Il popolo dei fundraiser, gente che va dai milioni di euro raccolti da Lega del filo d’oro, gioiosa macchina da guerra per il bene dei sordo-ciechi, alle poche decine di migliaia dell’associazione di periferia, il popolo dei fundraiser, dicevamo, tiene sulle le proprie spalle le mille esperienze di assistenza, aiuto, sostegno, educazione, conforto del Bel Paese, e lo fa necessariamente mettendoci la faccia, col sorriso in fronte come si conviene a chi, per mestiere, deve chiedere.

Girando fra gli stand delle aziende che vendono servizi – dalle piattaforme all’assistenza informatica e fra le tante aule dei seminari – si vedono persone molto giovani, prevalentemente donne, si intuiscono temperamenti vivaci, menti brillanti, caratteri determinati. “Non avrei pensato di trovarmi nel fundraising dopo la laurea in Scienze infermieristiche”, dice una trentenne a una coetanea, aspettando di entrare in sala, “ma son davvero contenta”.

Il clima è festoso, “energizzato” dai trenta volontari della Festival, con le loro magliette rosse targate “heroes” e la loro simpatia che è un marchio di fabbrica: “#atuttoilrestopensiamonoi” hanno “hashtaggato” nella bacheca. Loro infatti invitano agli spritz e alle partite al calciobalilla, loro porgono le bag variopinte, loro presidiano la grande bacheca delle offerte di lavoro, loro aiutano a orientarsi nei quattro piani dell’evento. Incarnano un po’ lo spirito di Melandri, molto emiliano-americano, pacca sulla spalla, cordialità affettata. Lo si poteva vedere andare in giro, con la t-shirt ufficiale, a intervistare i visitatori sull’imperfezione, perché “Imperfetti”, spoileriamo, sarà il titolo della edizione 2023 e un video lo ha annunciato alla folta platea. Così come “Mi prendo cura di te” è stato il titolo, assai evocativo, del 2022, con tanto di band sul palco a eseguire le eterne note del maestro Battiato.
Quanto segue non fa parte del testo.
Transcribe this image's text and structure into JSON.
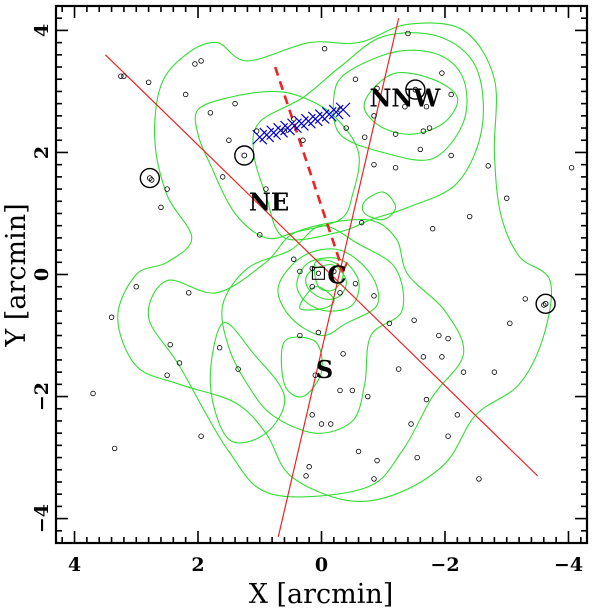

E nell’Italia post-pandemica e quasi belligerante di questi giorni, la schiera di questi cavalieri che lavorano “non per profitto”, che programma di prendersi cura degli altri, dei beneficiari ma anche dei donatori, è oggettivamente uno spettacolo rassicurante.
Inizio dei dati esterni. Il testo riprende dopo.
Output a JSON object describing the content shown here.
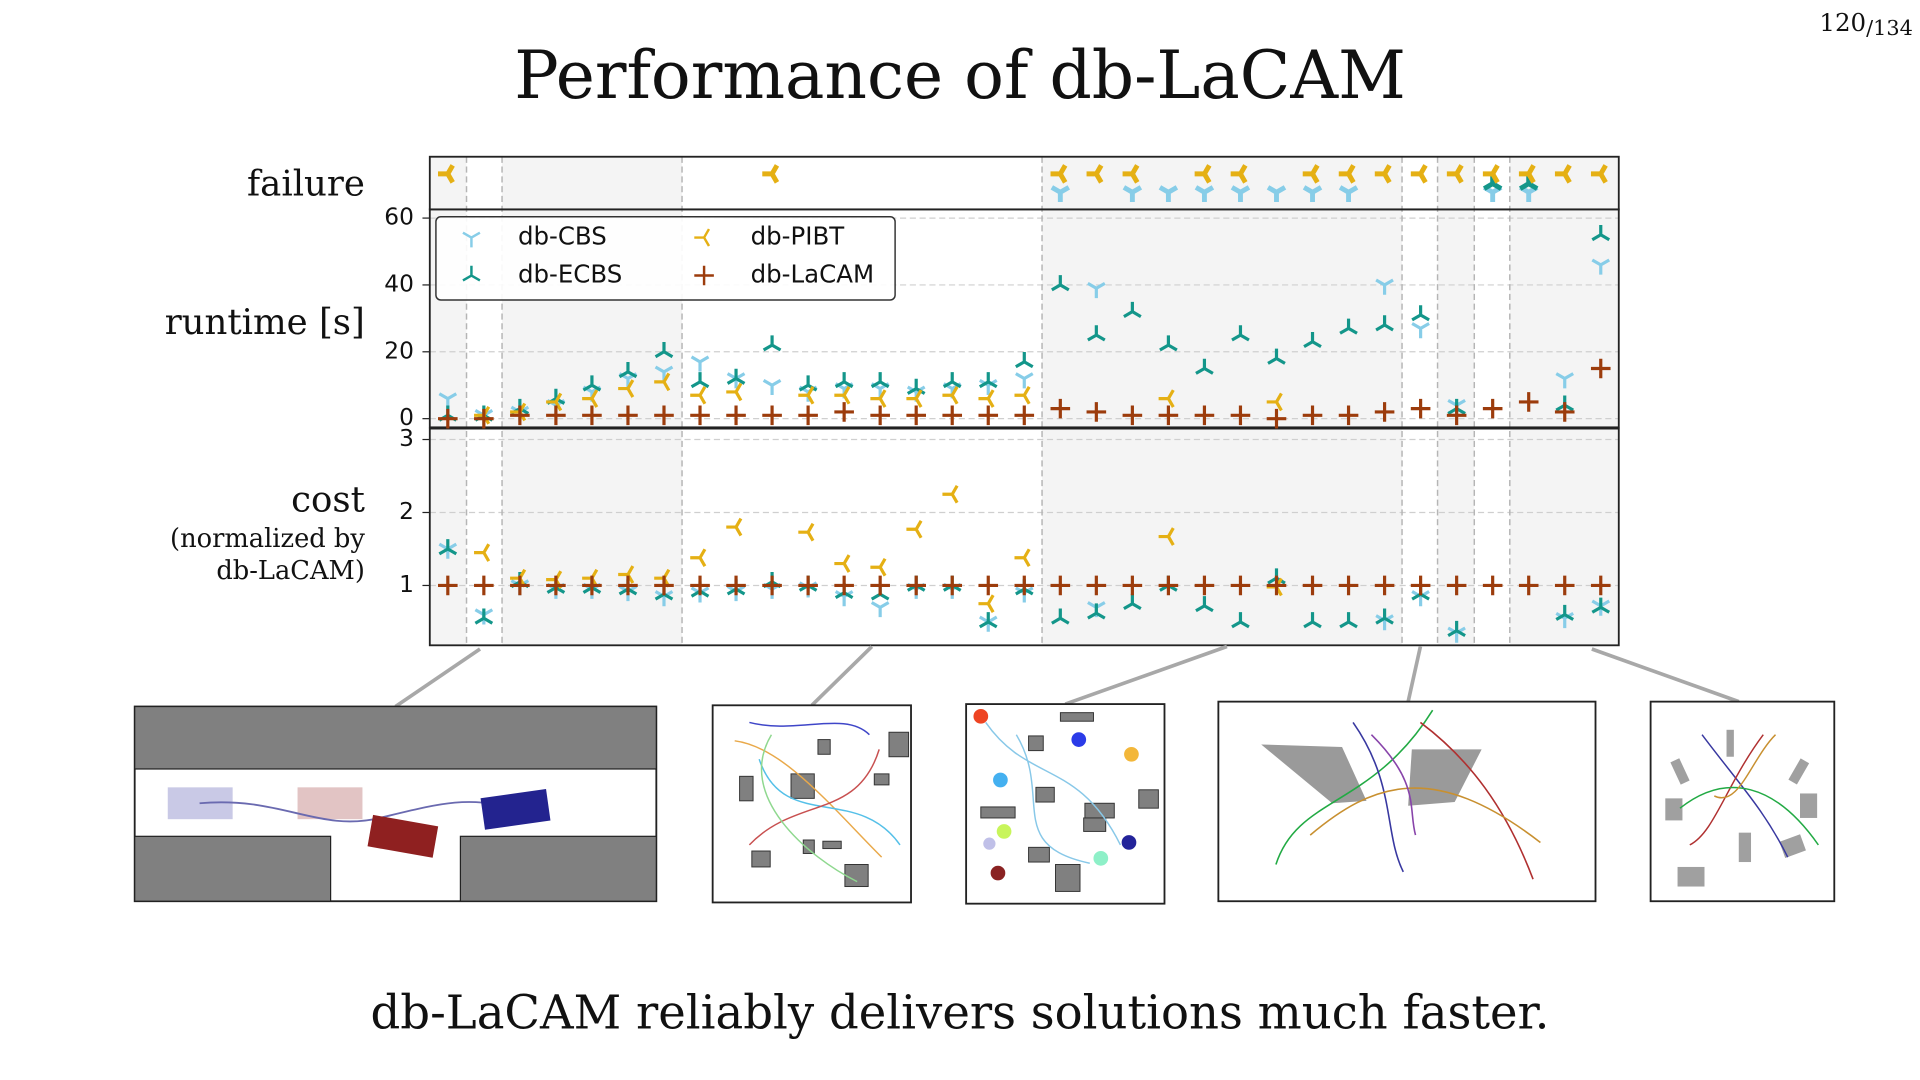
{
  "page_number": "120",
  "page_total": "/134",
  "title": "Performance of db-LaCAM",
  "caption": "db-LaCAM reliably delivers solutions much faster.",
  "chart_data": [
    {
      "type": "scatter",
      "failure_label": "failure",
      "ylabel": "runtime [s]",
      "categories": [
        null,
        null,
        null,
        null,
        null,
        null,
        null,
        null,
        null,
        null,
        null,
        null,
        null,
        null,
        null,
        null,
        null,
        null,
        null,
        null,
        null,
        null,
        null,
        null,
        null,
        null,
        null,
        null,
        null,
        null,
        null,
        null,
        null
      ],
      "ylim": [
        -2.6,
        62.6
      ],
      "yticks": [
        0,
        20,
        40,
        60
      ],
      "grid": true,
      "legend": "upper left",
      "series": [
        {
          "name": "db-CBS",
          "color": "#87cde8",
          "marker": "tri_down",
          "values": [
            6,
            1,
            2,
            4,
            8,
            12,
            14,
            17,
            12,
            10,
            8,
            9,
            9,
            8,
            9,
            10,
            12,
            null,
            39,
            null,
            null,
            null,
            null,
            null,
            null,
            null,
            40,
            27,
            4,
            null,
            null,
            12,
            46
          ]
        },
        {
          "name": "db-ECBS",
          "color": "#13968a",
          "marker": "tri_up",
          "values": [
            1,
            1,
            3,
            6,
            10,
            14,
            20,
            11,
            12,
            22,
            10,
            11,
            11,
            9,
            11,
            11,
            17,
            40,
            25,
            32,
            22,
            15,
            25,
            18,
            23,
            27,
            28,
            31,
            3,
            null,
            null,
            4,
            55
          ]
        },
        {
          "name": "db-PIBT",
          "color": "#e5b014",
          "marker": "tri_left",
          "values": [
            null,
            1,
            2,
            5,
            6,
            9,
            11,
            7,
            8,
            null,
            7,
            7,
            6,
            6,
            7,
            6,
            7,
            null,
            null,
            null,
            6,
            null,
            null,
            5,
            null,
            null,
            null,
            null,
            null,
            null,
            null,
            null,
            null
          ]
        },
        {
          "name": "db-LaCAM",
          "color": "#9c3c0c",
          "marker": "plus",
          "values": [
            0,
            0,
            1,
            1,
            1,
            1,
            1,
            1,
            1,
            1,
            1,
            2,
            1,
            1,
            1,
            1,
            1,
            3,
            2,
            1,
            1,
            1,
            1,
            0,
            1,
            1,
            2,
            3,
            1,
            3,
            5,
            2,
            15
          ]
        }
      ]
    },
    {
      "type": "scatter",
      "ylabel": [
        "cost",
        "(normalized by",
        "db-LaCAM)"
      ],
      "ylim": [
        0.18,
        3.15
      ],
      "yticks": [
        1,
        2,
        3
      ],
      "grid": true,
      "series": [
        {
          "color": "#87cde8",
          "marker": "tri_down",
          "values": [
            1.5,
            0.6,
            1.0,
            0.95,
            0.95,
            0.92,
            0.85,
            0.9,
            0.92,
            0.95,
            0.97,
            0.85,
            0.7,
            0.95,
            0.95,
            0.5,
            0.9,
            null,
            0.7,
            null,
            null,
            null,
            null,
            null,
            null,
            null,
            0.52,
            0.85,
            0.35,
            null,
            null,
            0.55,
            0.72
          ]
        },
        {
          "color": "#13968a",
          "marker": "tri_up",
          "values": [
            1.5,
            0.55,
            1.05,
            0.97,
            0.97,
            0.95,
            0.88,
            0.92,
            0.95,
            1.05,
            1.0,
            0.9,
            0.88,
            1.0,
            1.0,
            0.5,
            0.95,
            0.55,
            0.62,
            0.75,
            1.0,
            0.72,
            0.5,
            1.1,
            0.5,
            0.5,
            0.55,
            0.88,
            0.38,
            null,
            null,
            0.6,
            0.7
          ]
        },
        {
          "color": "#e5b014",
          "marker": "tri_left",
          "values": [
            null,
            1.45,
            1.1,
            1.08,
            1.1,
            1.15,
            1.1,
            1.38,
            1.8,
            null,
            1.73,
            1.3,
            1.25,
            1.77,
            2.25,
            0.75,
            1.38,
            null,
            null,
            null,
            1.67,
            null,
            null,
            0.98,
            null,
            null,
            null,
            null,
            null,
            null,
            null,
            null,
            null
          ]
        },
        {
          "color": "#9c3c0c",
          "marker": "plus",
          "values": [
            1,
            1,
            1,
            1,
            1,
            1,
            1,
            1,
            1,
            1,
            1,
            1,
            1,
            1,
            1,
            1,
            1,
            1,
            1,
            1,
            1,
            1,
            1,
            1,
            1,
            1,
            1,
            1,
            1,
            1,
            1,
            1,
            1
          ]
        }
      ]
    }
  ]
}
Un’Italia seria, competente, quella che ascolta il fundraiser dell’anno, Nicolò Contucci, colonna dell’Associazione italiana ricerca sul cancro-Airc, ricommuoversi ricordando il collega scomparso troppo presto, che si alza in piedi tributando una standing ovation a Beatrice “Bea” Lentati, la signora della raccolta fondi, quella che ne aveva portato le tecniche in Italia, alla fine degli anni 70, che ascolta con attenzione Mario Calabresi dispensare consigli su come comunicare, che riempie di domande il guru dell’advocy Bill Toliver il quale esorta a essere rompiscatole: “Troublemakers!”.
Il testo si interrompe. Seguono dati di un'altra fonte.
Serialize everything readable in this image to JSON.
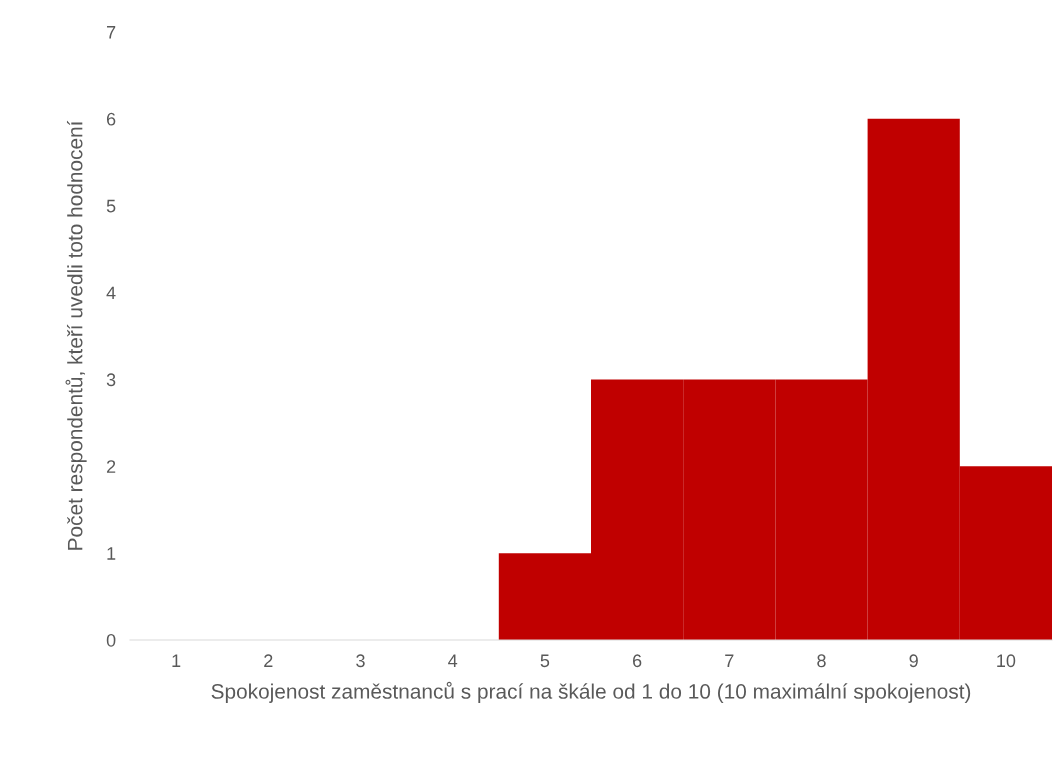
{
  "chart_data": {
    "type": "bar",
    "xlabel": "Spokojenost zaměstnanců s prací na škále od 1 do 10 (10 maximální spokojenost)",
    "ylabel": "Počet respondentů, kteří uvedli toto hodnocení",
    "categories": [
      "1",
      "2",
      "3",
      "4",
      "5",
      "6",
      "7",
      "8",
      "9",
      "10"
    ],
    "values": [
      0,
      0,
      0,
      0,
      1,
      3,
      3,
      3,
      6,
      2
    ],
    "color": "#c00000",
    "ylim": [
      0,
      7
    ],
    "yticks": [
      0,
      1,
      2,
      3,
      4,
      5,
      6,
      7
    ],
    "grid": false,
    "legend": false
  }
}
Un’Italia che è bene sapere che c’è, e alla quale si possono affidare, con fiducia, i pochi o tanti danari che si pensano di donare a una buona causa.

“Il fundraising assume un ruolo centrale, perché è il motore del cambiamento”, conferma Melandri, “certo, bisogna puntare sulle tecnologie digitali e investire sulle nuove competenze, ma quello di cui abbiamo veramente bisogno è capire che il fundraising e il non profit aiutano a stabilire nuove relazioni: reincontrarsi, in questi anni difficili, è fondamentale”.